Bu durum azalmayacak. Artarak sürecek; ta ki bildiğimiz medeniyet 
sonlanıncaya kadar. İnsanlığın tümü yok olur mu bilmem ama değişmek 
zorunda olduğu kesin. Bildiğimiz medeniyet bir hastalıktan, bir tür 
kanserden başka bir şey değil. Bizim cehaletimiz ise onun besini. Ya biz
 yok olacağız ve o beslenemeyip ölecek ya da biz anlayış değiştirip ona 
besin vermeyeceğiz ve ölecek. Her iki şekilde de bu medeniyet ölecek. 
Sorun hangi şekilde öleceği.
Toplumsal kurtuluş yalnızca bir hayal. Bireysel olarak ışığımızı 
korumamız gerekiyor. Duyabilenler: Var olanı net değerlendirin ama sakın 
ışığınızı yitirmeyin. Olanı doğru değerlendirmek karamsarlık olmadığı 
gibi, iyi olanı korumak ve umut da hayalperestlik değildir. Olanı tüm 
yalınlığı ile görün ve anlayın ama iyi bir kalbi ve umudu koruyun. Eğer 
iyi kalbi, umudu ve herşeyden önemlisi şefkati ve cömertliği 
korumazsanız acı çekenlerden, delirenlerden olacaksınız. İnsanlığın 
başına gelen tüm bu belanın iki sebebi var: açgözlülük ve öfke. Bunlar 
ise neyin eğri neyin doğru olduğunu ayıramayan bir cehaletten 
besleniyor.
Kendinizi ve aklınızı cömertlik ve şefkat ile koruyun. Merak etmeyin 
bu karanlık inanılmaz bir aydınlığa gebe. 
Kalbinizi ve aklınızı 
arındırmayı sürdürün.
Televizyonuzdan kurtulun.
Akıllı telefonlarınızdan kurtulun ya da sadece gerçekten gerekli olduğunda kullanın. Bunu başaramıyorsanız kurtulmanız daha iyi.
Haberleri dinlemeyin.
Tüketime kanmayın.
Sadece doğru değerleri satın alın.
Maddeye değil deneyime ve içsel ilerlemeye yatırım yapın.
Okuyun.
Kalbi iyi, olanı doğru değerlendiren, cömert, cesur ve şefkatli 
insanlarla bir araya gelin. Sık sık bir araya gelin ve konuşun. Bu size 
harekete geçme gücü kazandıracak. Böyle olmayan insanlara karşı tıpkı 
küçük bir çocuğa karşı olmanız gerektiği gibi anlayışlı olun ama onları 
hayatınızda tutmayın. Bırakın hayatınızdan çıksınlar yoksa sizi de aynı 
bataklığa çekecekler.
-meli, -malı’ları bırakın.
Kendinizi tanımlama çabanızdan kurtulun.
Alkış beklentinizi fark edin ve bundan kurtulun.
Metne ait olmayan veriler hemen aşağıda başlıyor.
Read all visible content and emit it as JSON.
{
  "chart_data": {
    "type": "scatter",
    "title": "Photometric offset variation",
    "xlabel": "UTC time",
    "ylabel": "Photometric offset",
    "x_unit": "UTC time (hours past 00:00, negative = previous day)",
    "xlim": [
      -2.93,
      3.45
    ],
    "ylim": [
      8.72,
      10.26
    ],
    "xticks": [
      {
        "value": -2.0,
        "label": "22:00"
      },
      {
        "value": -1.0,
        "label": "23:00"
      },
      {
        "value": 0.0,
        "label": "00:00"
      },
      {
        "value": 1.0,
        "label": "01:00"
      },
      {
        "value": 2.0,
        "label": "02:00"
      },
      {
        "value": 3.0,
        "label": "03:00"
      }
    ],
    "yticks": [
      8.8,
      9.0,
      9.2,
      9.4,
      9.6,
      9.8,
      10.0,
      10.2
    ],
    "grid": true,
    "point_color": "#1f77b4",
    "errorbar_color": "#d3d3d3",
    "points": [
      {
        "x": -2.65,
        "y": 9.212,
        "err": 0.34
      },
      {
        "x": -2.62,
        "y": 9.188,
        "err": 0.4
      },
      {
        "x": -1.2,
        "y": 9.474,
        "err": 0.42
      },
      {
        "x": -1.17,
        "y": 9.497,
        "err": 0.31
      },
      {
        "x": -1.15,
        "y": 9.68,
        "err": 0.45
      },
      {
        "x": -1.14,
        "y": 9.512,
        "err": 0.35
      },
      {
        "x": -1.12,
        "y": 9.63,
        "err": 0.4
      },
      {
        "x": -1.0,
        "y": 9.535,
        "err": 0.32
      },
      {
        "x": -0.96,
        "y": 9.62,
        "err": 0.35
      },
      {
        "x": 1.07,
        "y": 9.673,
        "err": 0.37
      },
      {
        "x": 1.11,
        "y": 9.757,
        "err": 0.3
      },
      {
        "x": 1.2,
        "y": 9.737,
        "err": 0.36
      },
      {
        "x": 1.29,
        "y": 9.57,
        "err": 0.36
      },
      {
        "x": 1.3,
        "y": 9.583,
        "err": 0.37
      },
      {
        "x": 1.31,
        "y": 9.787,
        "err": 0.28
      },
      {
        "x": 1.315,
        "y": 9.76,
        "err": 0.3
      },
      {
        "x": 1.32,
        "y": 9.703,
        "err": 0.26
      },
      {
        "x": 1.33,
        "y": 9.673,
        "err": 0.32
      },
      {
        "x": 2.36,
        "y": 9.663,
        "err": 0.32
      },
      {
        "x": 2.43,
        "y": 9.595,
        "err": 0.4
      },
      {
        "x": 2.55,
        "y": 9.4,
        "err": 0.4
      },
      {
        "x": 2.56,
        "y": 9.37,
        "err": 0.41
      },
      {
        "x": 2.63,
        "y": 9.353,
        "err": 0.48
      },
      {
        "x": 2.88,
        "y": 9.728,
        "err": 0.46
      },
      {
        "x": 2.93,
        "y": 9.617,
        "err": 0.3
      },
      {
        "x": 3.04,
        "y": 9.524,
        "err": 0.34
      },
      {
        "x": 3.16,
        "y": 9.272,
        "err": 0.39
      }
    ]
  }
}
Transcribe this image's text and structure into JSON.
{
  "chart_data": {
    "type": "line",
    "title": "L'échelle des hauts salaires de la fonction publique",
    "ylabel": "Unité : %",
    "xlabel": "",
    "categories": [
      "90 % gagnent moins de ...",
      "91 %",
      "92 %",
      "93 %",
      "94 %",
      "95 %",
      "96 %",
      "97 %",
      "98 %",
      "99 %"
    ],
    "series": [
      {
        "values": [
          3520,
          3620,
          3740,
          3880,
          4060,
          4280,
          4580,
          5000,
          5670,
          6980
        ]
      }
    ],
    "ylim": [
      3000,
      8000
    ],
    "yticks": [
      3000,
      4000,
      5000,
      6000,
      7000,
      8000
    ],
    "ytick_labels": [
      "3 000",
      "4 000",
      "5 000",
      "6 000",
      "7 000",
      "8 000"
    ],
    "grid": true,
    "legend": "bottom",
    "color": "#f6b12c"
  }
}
Verdiğiniz sosyal rüşvetleri ve bunları ne için verdiğinizi fark edin. Ardından bunu bırakın.
Liderlerin ve öğretmenlerin görüntüsüne kanmayın. Eğer yalan yanlış 
beklentilerinizi aşarsanız onlardaki sahtekarlığı görebileceğinizi 
unutmayın.
Olağan olun. Kendiliğinden olun. Tavırlarınızı hesaplamayın. Olmayı yönetmeye kalkmayın.
Cimriliğinizi ve bunun ardındaki korkuyu fark edin. Cömertlik ve cesaret geliştirin.
Eleştirmeyin. Eyleme geçin.
Yakınmayın. Ya kabul edin ya da eyleme geçin.
Suçlamayın. Affedin ve eyleme geçin.
Durmayın. Eyleme geçin.
Not: Biliyorum ki bazıları buna uzun bir yazı diyecek."